So, how do you go about searching for your very first violin teacher?
1. Assess Your Goals
Think about what you want from your violin education. Are you expecting to play high-level repertoire and someday enter a conservatory? Are you wanting to play alternative styles of music? Are you content with playing for yourself and playing relatively easy pieces?
If you want to study fiddle, what style? Irish, Scottish, bluegrass, old-time, etc…? Or, are you only interested in classical, jazz, or blues violin? Once you know what you want from the instrument, it will help you narrow down your search.
2. Finding a Teacher
Where does one even begin to search for a violin teacher? It’s recommended to search reputable places such as the Music Teachers’ National Association and the Suzuki Association directories. These organizations provide a list of teachers with certifications in these methods of learning.
However, word-of-mouth is also a great way to find someone. Teachers will often leave their business cards in music shops and schools. You can call your local violin shops or music stores to ask who they recommend for violin lessons. Music schools or colleges and universities with music programs will also have string teachers who can point you in the right direction.
If those options don’t work for you, you can use other search directories such as Thumbtack, Violinist.com, and TakeLessons.
If you don’t have a violin teacher in your area, there is the option to learn online with a teacher through video chat, video exchange, and pre-recorded video series.

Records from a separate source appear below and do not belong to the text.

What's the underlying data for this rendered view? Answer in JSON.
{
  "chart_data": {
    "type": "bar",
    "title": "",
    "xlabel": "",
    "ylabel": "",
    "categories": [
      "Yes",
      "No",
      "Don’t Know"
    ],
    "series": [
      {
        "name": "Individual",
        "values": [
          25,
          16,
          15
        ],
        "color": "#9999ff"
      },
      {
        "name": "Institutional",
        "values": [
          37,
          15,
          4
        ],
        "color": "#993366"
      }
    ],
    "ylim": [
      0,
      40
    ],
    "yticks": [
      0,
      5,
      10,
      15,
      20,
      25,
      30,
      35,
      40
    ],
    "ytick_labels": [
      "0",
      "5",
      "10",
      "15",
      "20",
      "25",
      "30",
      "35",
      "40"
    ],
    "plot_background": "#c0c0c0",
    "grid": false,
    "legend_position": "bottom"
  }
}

Photo by @pranelli (Twenty20.com)
3. Price Range
What are lessons worth to you? Based on your goals, you can now determine how much you are willing to invest in your musical education.
Depending on the city, state, or town you reside in, prices can range from $25 to $200 per hour. The price the teacher chooses to charge is not an indication of being good or bad at what they do. Factors such as the demand, competition, and cost of living plays a role as well as how many students they have, and what those students are working towards. For example, teachers with more advanced students working on more complex repertoire are more likely to charge a higher price. Whereas teachers guiding beginning and intermediate students might charge a little less.
In any case, you want to make sure your first teacher has the proper certifications, experience, or degrees necessary to teach you the instrument. A teacher with multiple degrees in music may charge more in order to recoup the cost of years worth of a higher education.
Some teachers might not have a degree, but they may have years worth of experience, and some have certifications in particular methods, such as Suzuki and ABRSM (The Associated Board of the Royal Schools of Music).
4. Set Up a Trial Lesson
Many music teachers will offer a free trial lesson. In this lesson, take note of how your teacher explains the information. Is she easy to understand? Does she use creative and fun ways to break the information down? Are you bored during the lesson?
A trial lesson is a good way to determine whether you and the teacher will click personality-wise as well. You don’t want a teacher who will suck the passion for the instrument out of you because of a clashing of thoughts and unaligned goals for your journey on the violin.